Yesterday’s pie was experimental. I wanted to try part-skim mozzarella mixed with whole-milk provolone. I made a pizza on Saturday, using whole-milk cheeses, and it was a little oilier than I wanted, so I thought I’d see what cutting the oil in the mozzarella did. It wasn’t that great. The cheese burned in some areas because it lacked fat. And the texture was not as good as sliced whole-milk deli cheese. The mozzarella I used was bagged Sargento cheese, and the provolone was Land O’ Lakes sliced cheese.

Now I wonder: what if I put mozzarella on the pie and then covered it with a thin layer of provolone? The high-fat provolone should prevent the cheese from burning.

I can’t remember whether I tried different temperatures when I was writing the book. Some people seriously recommend 425 degrees, which would reduce burning, but maybe their recipes are no good. And maybe they recommend lower heat because they use bad cheese.

I don’t know. Sooner or later, you have to say a recipe is finished. You can’t keep working on it forever. I’ve made one great pie after another. That’s good enough.

I had some interesting thoughts about guns this weekend. Last week I realized that the notion that longer barrels were more accurate didn’t really make sense. At least, the idea that a longer barrel provides better guidance doesn’t make sense. You may not understand this if you don’t think like a physicist or an engineer, but it should be obvious to people with the right background. A bullet is in very tight contact with a barrel, right up to the muzzle. If there are directional deviations in the parts of the barrel before the bullet gets near the muzzle, they will be completely erased by the last inch or so. Think about it. Say a bullet is headed in a certain direction two inches before it reaches the muzzle, and then there is a bend in the barrel, amounting to a fraction of a degree. What’s the bullet going to do? It can’t keep moving in the original direction. It would have to go through the side of the barrel to do that. It will have to change direction and adopt the path forced on it by the last two inches. You would expect the last part of the barrel to determine the direction the bullet takes.
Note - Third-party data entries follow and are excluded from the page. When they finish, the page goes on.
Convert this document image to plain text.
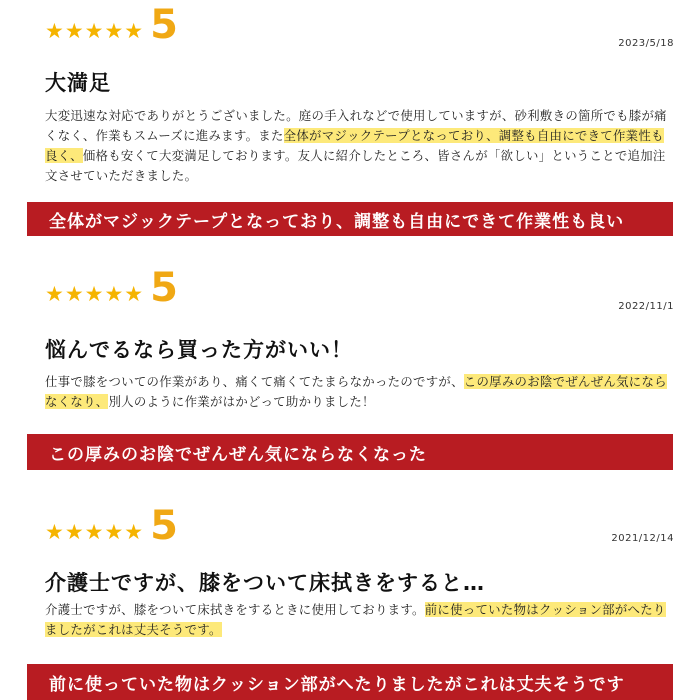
★★★★★ 5	2023/5/18
大満足
大変迅速な対応でありがとうございました。庭の手入れなどで使用していますが、砂利敷きの箇所でも膝が痛くなく、作業もスムーズに進みます。また全体がマジックテープとなっており、調整も自由にできて作業性も良く、価格も安くて大変満足しております。友人に紹介したところ、皆さんが「欲しい」ということで追加注文させていただきました。
全体がマジックテープとなっており、調整も自由にできて作業性も良い
★★★★★ 5	2022/11/1
悩んでるなら買った方がいい！
仕事で膝をついての作業があり、痛くて痛くてたまらなかったのですが、この厚みのお陰でぜんぜん気にならなくなり、別人のように作業がはかどって助かりました！
この厚みのお陰でぜんぜん気にならなくなった
★★★★★ 5	2021/12/14
介護士ですが、膝をついて床拭きをすると…
介護士ですが、膝をついて床拭きをするときに使用しております。前に使っていた物はクッション部がへたりましたがこれは丈夫そうです。
前に使っていた物はクッション部がへたりましたがこれは丈夫そうです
Again, this will be a tough thing for people who gave up science after high school to understand. I’m trying to make it as obvious as possible. Either you see it or you don’t. One of the great frustrations of physics is the difficulty of explaining things to stubborn lay people who are positive their wrong ideas are right. My mother went to high school with a girl who said it was possible to exceed the speed of light, because she was able to turn off her bedroom light and get in bed before the room got dark.
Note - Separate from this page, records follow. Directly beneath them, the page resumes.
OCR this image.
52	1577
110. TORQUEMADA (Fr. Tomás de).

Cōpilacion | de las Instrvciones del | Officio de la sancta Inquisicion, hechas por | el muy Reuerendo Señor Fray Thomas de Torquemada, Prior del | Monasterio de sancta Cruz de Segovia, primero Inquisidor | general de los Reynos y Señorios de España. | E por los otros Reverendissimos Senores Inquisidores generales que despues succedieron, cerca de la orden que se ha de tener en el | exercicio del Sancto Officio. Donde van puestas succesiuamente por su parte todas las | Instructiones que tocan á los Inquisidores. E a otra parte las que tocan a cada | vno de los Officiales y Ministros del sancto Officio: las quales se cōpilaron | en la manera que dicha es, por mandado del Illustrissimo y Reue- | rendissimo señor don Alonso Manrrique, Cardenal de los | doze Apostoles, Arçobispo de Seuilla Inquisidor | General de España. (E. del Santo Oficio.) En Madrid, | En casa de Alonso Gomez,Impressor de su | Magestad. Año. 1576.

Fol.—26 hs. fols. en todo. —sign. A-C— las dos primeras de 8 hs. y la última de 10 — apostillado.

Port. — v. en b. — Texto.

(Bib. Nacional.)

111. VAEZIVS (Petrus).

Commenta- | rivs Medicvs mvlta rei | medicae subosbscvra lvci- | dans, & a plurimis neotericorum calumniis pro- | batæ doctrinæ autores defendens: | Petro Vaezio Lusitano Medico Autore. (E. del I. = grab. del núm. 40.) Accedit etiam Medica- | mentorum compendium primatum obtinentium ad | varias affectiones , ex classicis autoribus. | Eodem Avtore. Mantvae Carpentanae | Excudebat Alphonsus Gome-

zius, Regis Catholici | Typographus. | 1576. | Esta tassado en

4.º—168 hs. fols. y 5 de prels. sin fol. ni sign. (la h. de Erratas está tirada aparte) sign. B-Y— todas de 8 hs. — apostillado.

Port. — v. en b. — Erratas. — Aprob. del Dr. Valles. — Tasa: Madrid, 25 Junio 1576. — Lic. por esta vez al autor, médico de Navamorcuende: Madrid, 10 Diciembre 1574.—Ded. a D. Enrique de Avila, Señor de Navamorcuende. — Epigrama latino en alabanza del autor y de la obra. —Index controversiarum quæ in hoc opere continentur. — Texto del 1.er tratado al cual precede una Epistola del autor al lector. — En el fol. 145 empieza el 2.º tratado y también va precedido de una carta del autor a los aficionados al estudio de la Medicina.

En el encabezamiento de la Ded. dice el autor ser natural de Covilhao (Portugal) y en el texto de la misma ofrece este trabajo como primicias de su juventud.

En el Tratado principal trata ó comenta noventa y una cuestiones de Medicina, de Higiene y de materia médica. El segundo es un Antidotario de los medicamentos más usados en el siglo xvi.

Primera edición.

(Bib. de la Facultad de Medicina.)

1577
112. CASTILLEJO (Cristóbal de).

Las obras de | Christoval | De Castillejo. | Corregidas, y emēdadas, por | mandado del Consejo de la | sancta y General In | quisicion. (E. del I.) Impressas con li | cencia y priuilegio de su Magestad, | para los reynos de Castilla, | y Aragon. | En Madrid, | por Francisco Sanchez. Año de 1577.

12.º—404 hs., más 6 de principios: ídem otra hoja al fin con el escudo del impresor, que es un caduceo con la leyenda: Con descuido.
I Googled around, and sure enough, I found a page in which a gun expert said he shot very small groups at fifty yards, using 3/4″ of rifling. I suppose you still have to have a certain amount of length, to get the velocity up, but it looks like added length doesn’t help guide the bullet.

So I started to wonder. What was the point in having any twist at all in the first half of a barrel? You would think it would add resistance to the bullet’s motion. I wondered why it wasn’t possible to make a barrel with rifling that was straight up to a certain point, with the twist added toward the end. You’d think the bullet would gain velocity faster, due to the lower resistance, and you’d get a more efficient gun.

This idea has been rolling around in my head since Saturday.

It occurred to me that maybe a bullet can’t take the stress of a sudden twist, when it’s already moving fast. Maybe it would come apart, or maybe it would slow down to the point where you could blow up a barrel. That led me to wonder whether it was possible to make a barrel with a progressive twist. It could be nearly straight at the breech, and then it could turn faster as you approach the muzzle.

I don’t know. This stuff is really interesting. I know that if I knew where to Google, I’d find that all of these ideas have already been considered.

Anyway, now I believe I understand how my short-barreled Glock 26 can be as accurate as my 1911s.

I think I may get the crown on my Smith & Wesson 686+ done. Since the last part of the barrel is so critical, I would like to have a recessed crown I can’t ding up. And God knows what I’ve already done to it in the past, with cleaning rods.

Nothing with guns is simple, I guess.